Camille Pissarro (1830-1903), Le Boulevard Montmartre, printemps, 1897 Museum Langmatt, Baden. Photo Jean-Pierre Kuhn, SIK-ISEA, Zurich

The Fondation de l’Hermitage in Lausanne (Canton of Vaud) hosts an exceptional exhibition in partnership with the Museum Langmatt in Baden (canton of Aargau). The magnificent collection of primarily Impressionist works, acquired between 1908 and 1919 by the collector couple Jenny and Sidney Brown, is coming to the Hermitage for its first public display outside its home at Villa Langmatt.

Forty years after the Fondation’s inaugural exhibition of works from French-speaking Switzerland, L’impressionnisme dans les collections romandes, the Fondation presents the most prestigious collections of Impressionism from the German-speaking cantons.

Villa Langmatt

This major event will also celebrate the 150th anniversary of Impressionism, which crystallized in 1874 with the first collective exhibition by a group of young independent artists.

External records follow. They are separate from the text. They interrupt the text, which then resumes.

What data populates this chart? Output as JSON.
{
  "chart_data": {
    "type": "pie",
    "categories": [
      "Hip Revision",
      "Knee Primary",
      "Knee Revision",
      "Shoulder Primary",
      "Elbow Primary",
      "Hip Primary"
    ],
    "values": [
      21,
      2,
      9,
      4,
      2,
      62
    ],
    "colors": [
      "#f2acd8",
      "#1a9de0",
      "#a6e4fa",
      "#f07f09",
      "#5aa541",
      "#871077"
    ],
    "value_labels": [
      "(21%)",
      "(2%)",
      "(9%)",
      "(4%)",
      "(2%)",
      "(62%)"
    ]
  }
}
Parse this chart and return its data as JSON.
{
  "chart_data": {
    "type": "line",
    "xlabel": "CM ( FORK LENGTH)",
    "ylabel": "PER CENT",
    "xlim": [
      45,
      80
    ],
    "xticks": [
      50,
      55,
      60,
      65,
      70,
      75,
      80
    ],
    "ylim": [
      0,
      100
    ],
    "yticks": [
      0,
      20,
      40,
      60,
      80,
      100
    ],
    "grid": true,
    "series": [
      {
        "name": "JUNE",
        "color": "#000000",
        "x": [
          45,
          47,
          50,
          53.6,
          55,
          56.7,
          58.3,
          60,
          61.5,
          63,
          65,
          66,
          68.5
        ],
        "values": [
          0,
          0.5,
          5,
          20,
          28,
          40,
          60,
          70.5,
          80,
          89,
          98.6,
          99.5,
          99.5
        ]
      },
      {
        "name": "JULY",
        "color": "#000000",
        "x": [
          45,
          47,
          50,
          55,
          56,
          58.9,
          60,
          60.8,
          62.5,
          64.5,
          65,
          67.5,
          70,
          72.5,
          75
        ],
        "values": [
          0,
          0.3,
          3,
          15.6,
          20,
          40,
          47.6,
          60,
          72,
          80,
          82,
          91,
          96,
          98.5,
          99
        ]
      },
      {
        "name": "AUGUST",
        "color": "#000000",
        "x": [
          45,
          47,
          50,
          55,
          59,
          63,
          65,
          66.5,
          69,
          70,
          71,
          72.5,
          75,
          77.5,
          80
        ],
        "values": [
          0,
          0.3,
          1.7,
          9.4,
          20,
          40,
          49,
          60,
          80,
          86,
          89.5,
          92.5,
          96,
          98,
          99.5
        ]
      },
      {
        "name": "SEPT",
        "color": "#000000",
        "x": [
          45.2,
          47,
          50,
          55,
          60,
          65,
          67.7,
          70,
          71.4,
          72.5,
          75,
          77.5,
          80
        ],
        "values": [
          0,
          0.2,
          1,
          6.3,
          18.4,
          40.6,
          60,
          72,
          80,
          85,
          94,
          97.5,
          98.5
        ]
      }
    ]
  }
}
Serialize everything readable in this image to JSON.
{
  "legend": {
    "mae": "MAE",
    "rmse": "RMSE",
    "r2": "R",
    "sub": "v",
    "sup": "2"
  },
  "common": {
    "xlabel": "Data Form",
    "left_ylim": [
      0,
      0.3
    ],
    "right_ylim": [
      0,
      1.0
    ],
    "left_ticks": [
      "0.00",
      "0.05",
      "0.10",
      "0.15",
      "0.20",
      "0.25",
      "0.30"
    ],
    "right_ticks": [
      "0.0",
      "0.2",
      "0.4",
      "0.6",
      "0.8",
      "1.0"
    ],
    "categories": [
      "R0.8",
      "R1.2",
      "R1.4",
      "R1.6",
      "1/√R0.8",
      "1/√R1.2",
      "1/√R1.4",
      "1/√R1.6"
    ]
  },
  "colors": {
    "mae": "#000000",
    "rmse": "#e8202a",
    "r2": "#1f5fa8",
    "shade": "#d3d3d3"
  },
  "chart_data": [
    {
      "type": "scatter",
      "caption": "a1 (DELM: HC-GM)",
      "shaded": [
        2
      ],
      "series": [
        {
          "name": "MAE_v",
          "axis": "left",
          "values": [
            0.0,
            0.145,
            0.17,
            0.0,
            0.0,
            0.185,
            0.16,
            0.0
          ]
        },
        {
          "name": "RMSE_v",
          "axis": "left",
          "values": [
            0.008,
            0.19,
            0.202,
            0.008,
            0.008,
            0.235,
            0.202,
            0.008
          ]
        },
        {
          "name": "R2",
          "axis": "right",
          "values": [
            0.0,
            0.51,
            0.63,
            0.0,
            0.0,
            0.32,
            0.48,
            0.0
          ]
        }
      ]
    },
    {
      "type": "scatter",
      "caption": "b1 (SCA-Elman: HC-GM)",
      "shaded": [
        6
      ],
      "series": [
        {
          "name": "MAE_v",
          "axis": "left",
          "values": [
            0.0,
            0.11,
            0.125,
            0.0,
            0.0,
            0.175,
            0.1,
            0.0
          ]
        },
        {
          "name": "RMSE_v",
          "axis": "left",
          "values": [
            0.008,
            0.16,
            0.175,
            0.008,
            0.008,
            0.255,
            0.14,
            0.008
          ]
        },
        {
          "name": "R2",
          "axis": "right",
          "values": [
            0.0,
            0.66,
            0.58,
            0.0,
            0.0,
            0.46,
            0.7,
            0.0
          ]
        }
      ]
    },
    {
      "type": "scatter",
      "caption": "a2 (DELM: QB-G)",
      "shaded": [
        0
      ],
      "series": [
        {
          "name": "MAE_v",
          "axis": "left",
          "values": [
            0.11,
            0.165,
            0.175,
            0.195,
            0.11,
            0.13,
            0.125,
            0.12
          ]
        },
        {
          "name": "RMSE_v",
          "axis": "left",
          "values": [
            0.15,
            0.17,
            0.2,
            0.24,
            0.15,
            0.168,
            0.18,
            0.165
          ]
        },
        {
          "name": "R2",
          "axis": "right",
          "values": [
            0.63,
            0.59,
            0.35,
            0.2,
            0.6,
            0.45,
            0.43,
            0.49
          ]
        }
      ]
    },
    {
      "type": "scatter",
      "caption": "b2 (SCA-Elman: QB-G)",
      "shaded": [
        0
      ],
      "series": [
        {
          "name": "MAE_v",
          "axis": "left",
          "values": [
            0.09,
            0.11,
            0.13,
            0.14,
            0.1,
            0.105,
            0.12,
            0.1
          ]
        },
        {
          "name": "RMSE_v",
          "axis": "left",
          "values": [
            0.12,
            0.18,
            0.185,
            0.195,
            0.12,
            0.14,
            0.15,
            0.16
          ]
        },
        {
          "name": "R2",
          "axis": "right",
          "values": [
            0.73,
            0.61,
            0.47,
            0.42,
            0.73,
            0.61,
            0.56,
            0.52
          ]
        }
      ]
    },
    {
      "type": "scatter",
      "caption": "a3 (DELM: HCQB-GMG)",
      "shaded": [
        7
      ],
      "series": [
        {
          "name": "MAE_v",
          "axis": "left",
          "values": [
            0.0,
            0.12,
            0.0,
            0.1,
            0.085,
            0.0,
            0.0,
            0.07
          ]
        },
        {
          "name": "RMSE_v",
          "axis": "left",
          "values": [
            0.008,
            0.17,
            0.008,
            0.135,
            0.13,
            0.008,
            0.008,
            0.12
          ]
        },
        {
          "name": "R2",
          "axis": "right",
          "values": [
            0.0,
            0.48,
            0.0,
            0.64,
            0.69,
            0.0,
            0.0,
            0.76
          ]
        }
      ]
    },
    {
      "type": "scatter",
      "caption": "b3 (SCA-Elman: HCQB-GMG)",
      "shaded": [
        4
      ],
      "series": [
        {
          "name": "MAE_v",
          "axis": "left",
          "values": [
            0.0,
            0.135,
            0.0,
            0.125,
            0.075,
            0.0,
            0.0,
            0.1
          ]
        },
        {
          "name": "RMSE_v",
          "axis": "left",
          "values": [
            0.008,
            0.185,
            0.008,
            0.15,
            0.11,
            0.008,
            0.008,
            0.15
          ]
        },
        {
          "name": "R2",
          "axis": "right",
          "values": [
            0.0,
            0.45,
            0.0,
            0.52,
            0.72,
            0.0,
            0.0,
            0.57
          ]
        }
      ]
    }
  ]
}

Jenny Sulzer (1871-1968) and Sidney Brown (1865-1941) were each born into important entrepreneurial families based in Winterthur and married in 1896. While on their honeymoon in Paris, they bought their first painting, a landscape by Eugène Boudin. This acquisition established their interest in French painting, notably its use of colour and effects of light.

Villa Langmatt

Around the turn of the 20th century, the Browns frequently travelled to explore the art of their time and support artists. The collection is dominated by landscapes and still lifes, including works by Pierre Bonnard, Eugène Boudin, Mary Cassatt, Camille Corot, Paul Cézanne, Edgar Degas, Henri Fantin-Latour, Paul Gauguin, Henri Matisse, Claude Monet, Camille Pissarro, Odilon Redon, Pierre-Auguste Renoir and Alfred Sisley, making it one of Switzerland’s finest and most significant Impressionist collections.

These masterpieces are now held at the Villa Langmatt, an Art Nouveau residence influenced by English rural architecture. Built for the Browns by architect Karl Moser between 1899 and 1901, the house is closed for extensive restoration.

The exhibition at the Fondation de l’Hermitage will feature over 60 of the most remarkable works from the Langmatt collection. The exhibition will then travel to the Wallraf-Richartz-Museum & Fondation Corboud, Cologne, followed by the Österreichische Galerie Belvedere, Vienna.